У Орешника в ратнице была семья. Его жена не училась чародейству и не разжигала искру, оставалась простой женщиной родом, кажется, из Берёзья. Она знала всё об отварах и сборах, которые помогали при простудах, болях и бессоннице, а ещё умела варить из мёда и ягодного сока леденцы на палочках. Но Матушка не позволяла ей баловать чародеев-учеников, поэтому приходилось любоваться издалека, как все леденцы достаются детям, не поступившим на обучение. Живущим под обычными удельскими именами.

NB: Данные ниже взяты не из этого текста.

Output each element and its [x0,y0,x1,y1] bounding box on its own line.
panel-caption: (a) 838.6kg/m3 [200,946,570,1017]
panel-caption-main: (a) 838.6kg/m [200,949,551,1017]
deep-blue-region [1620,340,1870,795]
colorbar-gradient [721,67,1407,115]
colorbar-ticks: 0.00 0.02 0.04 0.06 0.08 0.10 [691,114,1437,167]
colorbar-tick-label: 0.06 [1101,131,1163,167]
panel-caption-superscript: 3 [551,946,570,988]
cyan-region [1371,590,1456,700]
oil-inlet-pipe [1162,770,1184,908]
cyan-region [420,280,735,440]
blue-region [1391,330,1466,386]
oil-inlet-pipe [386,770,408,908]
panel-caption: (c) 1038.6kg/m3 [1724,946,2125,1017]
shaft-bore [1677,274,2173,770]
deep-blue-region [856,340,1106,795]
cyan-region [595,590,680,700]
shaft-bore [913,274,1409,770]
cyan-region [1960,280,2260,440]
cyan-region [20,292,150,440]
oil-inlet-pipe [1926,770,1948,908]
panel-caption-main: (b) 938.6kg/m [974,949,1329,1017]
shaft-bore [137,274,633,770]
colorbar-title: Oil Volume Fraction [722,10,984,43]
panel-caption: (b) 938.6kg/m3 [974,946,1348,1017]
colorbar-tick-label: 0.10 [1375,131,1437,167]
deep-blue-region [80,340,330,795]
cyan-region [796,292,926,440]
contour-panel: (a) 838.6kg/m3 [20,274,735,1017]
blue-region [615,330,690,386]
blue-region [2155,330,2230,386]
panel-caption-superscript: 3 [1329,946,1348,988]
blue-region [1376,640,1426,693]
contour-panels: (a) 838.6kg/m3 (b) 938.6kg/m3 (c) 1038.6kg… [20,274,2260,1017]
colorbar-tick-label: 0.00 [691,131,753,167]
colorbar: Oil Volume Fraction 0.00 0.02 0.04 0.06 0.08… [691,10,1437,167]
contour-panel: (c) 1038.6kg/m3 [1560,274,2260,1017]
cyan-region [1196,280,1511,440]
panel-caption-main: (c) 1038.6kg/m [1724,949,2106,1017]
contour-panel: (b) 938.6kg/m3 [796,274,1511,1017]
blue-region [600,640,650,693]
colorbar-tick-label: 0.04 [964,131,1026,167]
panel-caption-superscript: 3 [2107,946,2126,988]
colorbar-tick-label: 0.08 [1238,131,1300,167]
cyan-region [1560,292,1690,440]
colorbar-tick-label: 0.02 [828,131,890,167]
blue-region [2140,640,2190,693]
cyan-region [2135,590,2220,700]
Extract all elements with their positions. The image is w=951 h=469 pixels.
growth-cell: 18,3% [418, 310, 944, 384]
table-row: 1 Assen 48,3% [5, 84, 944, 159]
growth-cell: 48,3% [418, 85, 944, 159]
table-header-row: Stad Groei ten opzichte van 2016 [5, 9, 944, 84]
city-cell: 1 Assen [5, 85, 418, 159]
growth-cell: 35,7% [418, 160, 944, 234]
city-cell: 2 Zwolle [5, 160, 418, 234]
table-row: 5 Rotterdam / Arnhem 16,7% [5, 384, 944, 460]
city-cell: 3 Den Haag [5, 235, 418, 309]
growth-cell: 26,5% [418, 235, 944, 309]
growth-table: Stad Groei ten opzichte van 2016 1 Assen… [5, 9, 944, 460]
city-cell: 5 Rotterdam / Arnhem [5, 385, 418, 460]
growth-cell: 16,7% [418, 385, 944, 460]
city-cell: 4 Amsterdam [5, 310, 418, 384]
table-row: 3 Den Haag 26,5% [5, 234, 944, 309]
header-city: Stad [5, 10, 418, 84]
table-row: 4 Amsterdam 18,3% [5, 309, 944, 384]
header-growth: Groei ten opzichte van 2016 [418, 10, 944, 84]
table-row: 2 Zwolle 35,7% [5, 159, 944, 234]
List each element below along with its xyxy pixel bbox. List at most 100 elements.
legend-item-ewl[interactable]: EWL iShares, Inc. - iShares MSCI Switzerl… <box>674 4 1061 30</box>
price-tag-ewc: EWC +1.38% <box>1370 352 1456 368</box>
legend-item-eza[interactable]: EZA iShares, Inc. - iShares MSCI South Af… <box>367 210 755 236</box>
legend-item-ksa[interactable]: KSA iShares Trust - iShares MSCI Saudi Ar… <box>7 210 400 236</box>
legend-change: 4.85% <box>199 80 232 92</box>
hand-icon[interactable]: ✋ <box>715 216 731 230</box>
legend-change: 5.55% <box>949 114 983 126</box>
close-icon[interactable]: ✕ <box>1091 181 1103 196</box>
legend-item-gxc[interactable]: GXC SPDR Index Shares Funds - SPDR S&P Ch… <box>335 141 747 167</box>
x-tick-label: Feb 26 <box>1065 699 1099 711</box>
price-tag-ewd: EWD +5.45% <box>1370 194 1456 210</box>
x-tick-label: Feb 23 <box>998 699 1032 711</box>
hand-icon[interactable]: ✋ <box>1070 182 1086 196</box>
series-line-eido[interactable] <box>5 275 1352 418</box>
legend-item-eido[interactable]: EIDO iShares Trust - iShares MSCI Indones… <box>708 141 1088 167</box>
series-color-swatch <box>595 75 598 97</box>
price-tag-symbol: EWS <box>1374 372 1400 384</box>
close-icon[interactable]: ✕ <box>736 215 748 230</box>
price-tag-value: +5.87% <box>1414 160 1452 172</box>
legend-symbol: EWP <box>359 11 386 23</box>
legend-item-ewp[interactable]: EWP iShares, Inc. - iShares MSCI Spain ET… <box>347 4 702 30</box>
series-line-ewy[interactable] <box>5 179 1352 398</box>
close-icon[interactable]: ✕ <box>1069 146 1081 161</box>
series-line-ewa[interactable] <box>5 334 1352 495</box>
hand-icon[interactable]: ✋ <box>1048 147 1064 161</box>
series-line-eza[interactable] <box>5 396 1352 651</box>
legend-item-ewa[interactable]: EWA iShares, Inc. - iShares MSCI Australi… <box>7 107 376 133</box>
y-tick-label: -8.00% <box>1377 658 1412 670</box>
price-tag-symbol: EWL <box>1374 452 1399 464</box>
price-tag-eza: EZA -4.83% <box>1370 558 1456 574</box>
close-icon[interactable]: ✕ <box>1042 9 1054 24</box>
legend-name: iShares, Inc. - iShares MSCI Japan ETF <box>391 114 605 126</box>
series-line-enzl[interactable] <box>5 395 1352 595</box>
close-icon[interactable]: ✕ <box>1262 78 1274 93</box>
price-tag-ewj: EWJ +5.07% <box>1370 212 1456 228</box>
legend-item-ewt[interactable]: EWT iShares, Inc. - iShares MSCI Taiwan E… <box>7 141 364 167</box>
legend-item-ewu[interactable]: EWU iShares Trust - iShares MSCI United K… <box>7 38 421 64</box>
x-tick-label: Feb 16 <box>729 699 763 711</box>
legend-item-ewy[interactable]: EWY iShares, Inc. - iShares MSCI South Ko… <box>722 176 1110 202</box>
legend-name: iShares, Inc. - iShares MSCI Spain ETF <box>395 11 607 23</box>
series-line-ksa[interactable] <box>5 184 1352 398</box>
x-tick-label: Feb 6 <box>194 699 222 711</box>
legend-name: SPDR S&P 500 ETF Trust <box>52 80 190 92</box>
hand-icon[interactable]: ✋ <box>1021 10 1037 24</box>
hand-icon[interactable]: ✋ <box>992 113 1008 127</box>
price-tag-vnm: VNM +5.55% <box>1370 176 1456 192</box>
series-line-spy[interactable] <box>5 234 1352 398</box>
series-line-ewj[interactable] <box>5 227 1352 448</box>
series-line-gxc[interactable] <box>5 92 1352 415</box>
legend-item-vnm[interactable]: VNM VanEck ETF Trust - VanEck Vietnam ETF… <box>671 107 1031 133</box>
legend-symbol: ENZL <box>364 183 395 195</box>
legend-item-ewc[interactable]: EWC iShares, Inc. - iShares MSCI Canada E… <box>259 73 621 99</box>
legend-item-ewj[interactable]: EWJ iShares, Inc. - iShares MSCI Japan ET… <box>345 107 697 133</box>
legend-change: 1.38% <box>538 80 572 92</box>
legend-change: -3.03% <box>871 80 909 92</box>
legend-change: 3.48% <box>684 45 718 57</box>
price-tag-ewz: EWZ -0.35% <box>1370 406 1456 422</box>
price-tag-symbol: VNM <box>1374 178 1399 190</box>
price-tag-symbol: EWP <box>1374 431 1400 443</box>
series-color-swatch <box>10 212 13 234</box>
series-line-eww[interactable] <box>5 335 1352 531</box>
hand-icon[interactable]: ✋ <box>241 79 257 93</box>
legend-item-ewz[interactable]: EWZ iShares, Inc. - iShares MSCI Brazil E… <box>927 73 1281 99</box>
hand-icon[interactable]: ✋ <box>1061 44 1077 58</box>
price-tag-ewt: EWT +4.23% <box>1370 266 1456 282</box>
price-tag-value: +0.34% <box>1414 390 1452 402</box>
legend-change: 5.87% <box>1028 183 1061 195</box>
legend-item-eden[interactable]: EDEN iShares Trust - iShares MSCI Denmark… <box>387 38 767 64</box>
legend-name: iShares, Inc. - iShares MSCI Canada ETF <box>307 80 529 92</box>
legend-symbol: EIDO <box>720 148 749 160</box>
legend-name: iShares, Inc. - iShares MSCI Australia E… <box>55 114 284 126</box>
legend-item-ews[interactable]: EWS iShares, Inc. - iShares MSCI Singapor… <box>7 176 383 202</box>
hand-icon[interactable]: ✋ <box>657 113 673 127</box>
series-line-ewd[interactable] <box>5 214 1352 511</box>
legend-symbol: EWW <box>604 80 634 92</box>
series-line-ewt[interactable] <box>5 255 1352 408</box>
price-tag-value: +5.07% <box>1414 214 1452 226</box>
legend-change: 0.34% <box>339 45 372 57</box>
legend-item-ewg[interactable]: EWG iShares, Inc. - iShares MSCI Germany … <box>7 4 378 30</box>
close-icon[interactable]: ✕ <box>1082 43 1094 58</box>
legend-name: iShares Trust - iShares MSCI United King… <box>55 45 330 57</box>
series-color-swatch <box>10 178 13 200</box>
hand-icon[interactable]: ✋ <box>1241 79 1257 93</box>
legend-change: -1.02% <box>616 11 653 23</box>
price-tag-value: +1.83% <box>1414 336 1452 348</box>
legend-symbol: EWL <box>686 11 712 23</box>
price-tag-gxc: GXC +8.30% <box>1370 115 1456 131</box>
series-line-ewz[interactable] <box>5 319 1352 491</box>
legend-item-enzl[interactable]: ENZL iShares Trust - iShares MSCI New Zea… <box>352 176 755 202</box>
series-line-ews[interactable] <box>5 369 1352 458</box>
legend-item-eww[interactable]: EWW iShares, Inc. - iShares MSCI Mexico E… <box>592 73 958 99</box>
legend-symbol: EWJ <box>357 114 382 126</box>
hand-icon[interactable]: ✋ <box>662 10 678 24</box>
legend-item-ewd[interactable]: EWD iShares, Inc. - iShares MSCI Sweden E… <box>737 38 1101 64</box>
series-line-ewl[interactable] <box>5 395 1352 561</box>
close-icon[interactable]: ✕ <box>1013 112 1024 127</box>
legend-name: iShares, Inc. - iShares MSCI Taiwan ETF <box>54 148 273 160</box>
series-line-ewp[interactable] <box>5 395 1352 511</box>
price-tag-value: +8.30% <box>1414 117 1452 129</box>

Совсем про другие отвары и мази им рассказывал Полоз, высокий широкоплечий чародей, ещё не старый, но уже с полностью седыми волосами. Полоз умел сшивать раны и прижигать их искрой, вправлять сломанные кости и вывихнутые суставы, знал, что делать, когда потерял слишком много крови или лишился глаза.
Мирча старался до изнеможения. Большинство мальчишек его возраста уже сносно управлялись с искрой, дрались с яростью диких зверят и метко стреляли. Но он пока что оставался хилым, тощим, бестолково вертлявым. И всё-таки сильно мешала израненая спина. Многие движения причиняли боль, а многие и вовсе не получалось выполнять так свободно, как раньше. Матушка говорила, что он привыкнет, и его тело ещё нальётся силой, но Мирче верилось с трудом. Иногда хотелось упасть лицом в пыль и беззвучно глотать слёзы бессилия, но он понимал, что этим сделает себе плохо, а другим — хорошо.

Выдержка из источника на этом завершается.